Ao contrário do que acreditam muitos de seus habitantes, especialmente os que se informam pelas colunas de fofoca dos folhetins locais e confundem o Projac com Atenas ou Hollywood, o balneário de São Sebastião não é o centro gravitacional do universo conhecido. Para além de suas fronteiras pouco iluminadas há o mundo, e também cidades um pouco mais parecidas com a capital de qualquer coisa.
No entanto, durante quatro dias do ano, todos os delírios de grandeza do carioca justificam-se. É quando nossa vocação para eterno baile de Ilha Fiscal manifesta-se de forma irresistível e o Rio de Janeiro ganha o protagonismo planetário tão sonhado. Regozijem-se cariocas: não há outro lugar para se estar durante o Carnaval. E não me venham com Salvador, Veneza, Olinda, Mindelo ou Nova Orleans –e muito menos São Paulo. É tudo muito simpático, mas nenhuma destas sociedades foi erguida sobre os mesmos valores de euforia e esculhambação que definem a festa e acompanham nossa gloriosa decadência desde Estácio de Sá. O Rio precisou existir para inventar o Carnaval de rua do Rio –único, central, e o maior de todos.

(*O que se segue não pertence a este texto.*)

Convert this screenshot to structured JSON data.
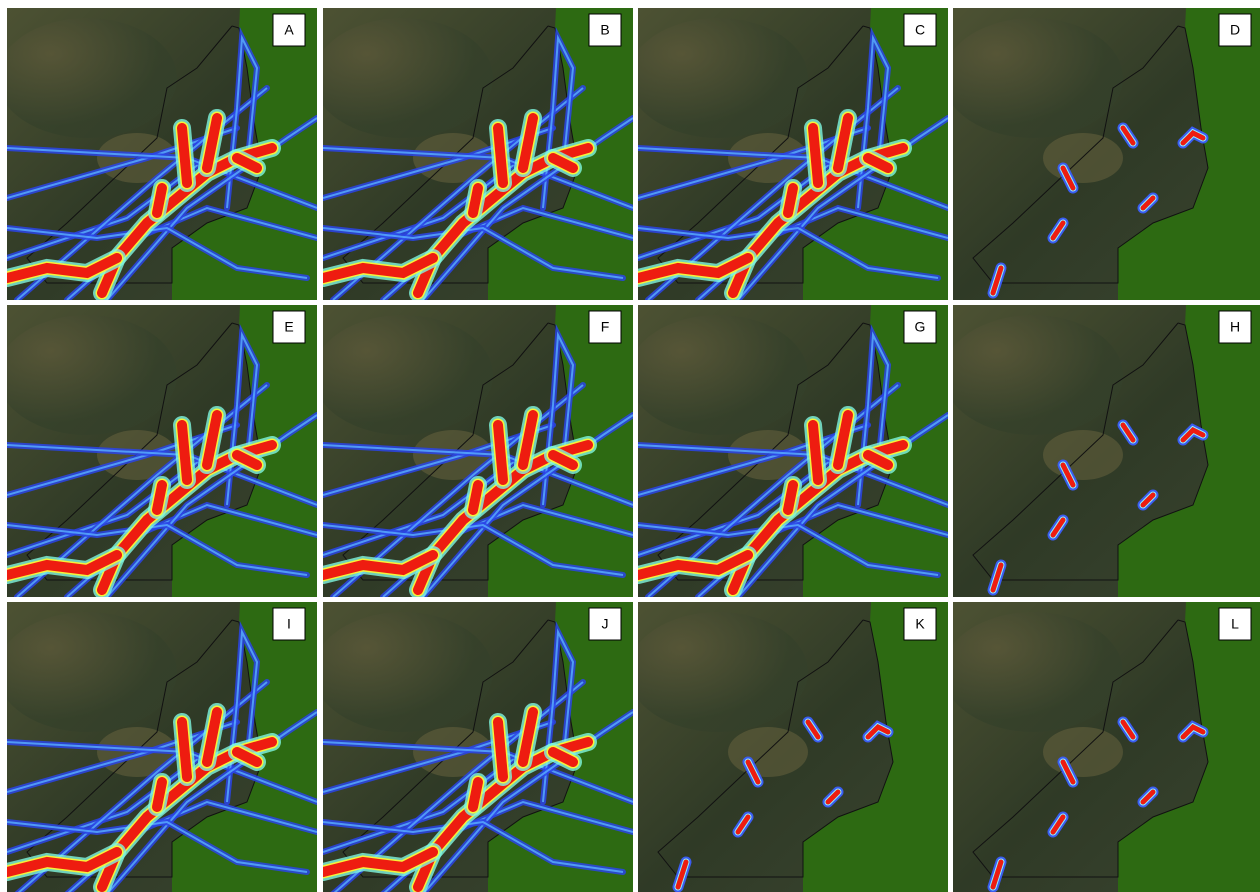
{
  "panels": [
    {
      "label": "A"
    },
    {
      "label": "B"
    },
    {
      "label": "C"
    },
    {
      "label": "D"
    },
    {
      "label": "E"
    },
    {
      "label": "F"
    },
    {
      "label": "G"
    },
    {
      "label": "H"
    },
    {
      "label": "I"
    },
    {
      "label": "J"
    },
    {
      "label": "K"
    },
    {
      "label": "L"
    }
  ]
}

É como se um conjunto de circunstâncias que impossibilitam a convivência entre os homens de forma trágica se realinhasse com um resultado harmônico. Nossa falta de noção e caráter vira uma máquina perfeita de pura felicidade.

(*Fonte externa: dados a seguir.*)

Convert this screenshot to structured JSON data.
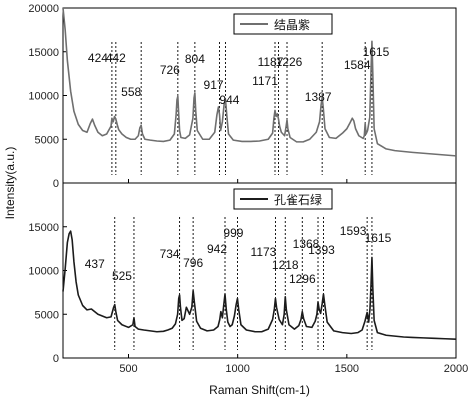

Vejo grávidas fantasiadas nos blocos sambando a desafiar pragas egípcias. O Boi Tolo está marchando até agora. Enquanto isso, publicações gringas estampam manchetes constrangedoras ao revelar espanto sobre o Carnaval à beira do precipício. O que parecem não entender é que, sim, é exatamente isso: nosso hedonismo sempre foi de guerra e dissolução. A iminência do desastre nunca estragou qualquer festa por aqui, dos salões da corte aos quilombos. Muito pelo contrário. É por ela que rebolamos até o meio-fio de fronteiras entre territórios ocupados, ameaçados, sitiados, em disputa permanente desde séculos antes da primeira UPP, quando portugueses corriam o risco de ser comidos no espeto por tupinambás canibais aliados de corsários franceses na praia do Flamengo –ao som da marcação de um surdo, talvez?
Hoje é terça-feira de Carnaval. Não é hora de passadismos. E eu quase já escrevia que a única saída para o Rio de Janeiro era fazer o Carnaval durar o ano todo, mas tampouco é hora de pensar no futuro. Como fazer planos pra depois da quarta-feira? Amanhã não existe. O Carnaval é justamente sobre flutuar no fio da navalha desse presente eterno, sem historicidade e projeto. Temos febre de agora. Só há o agora.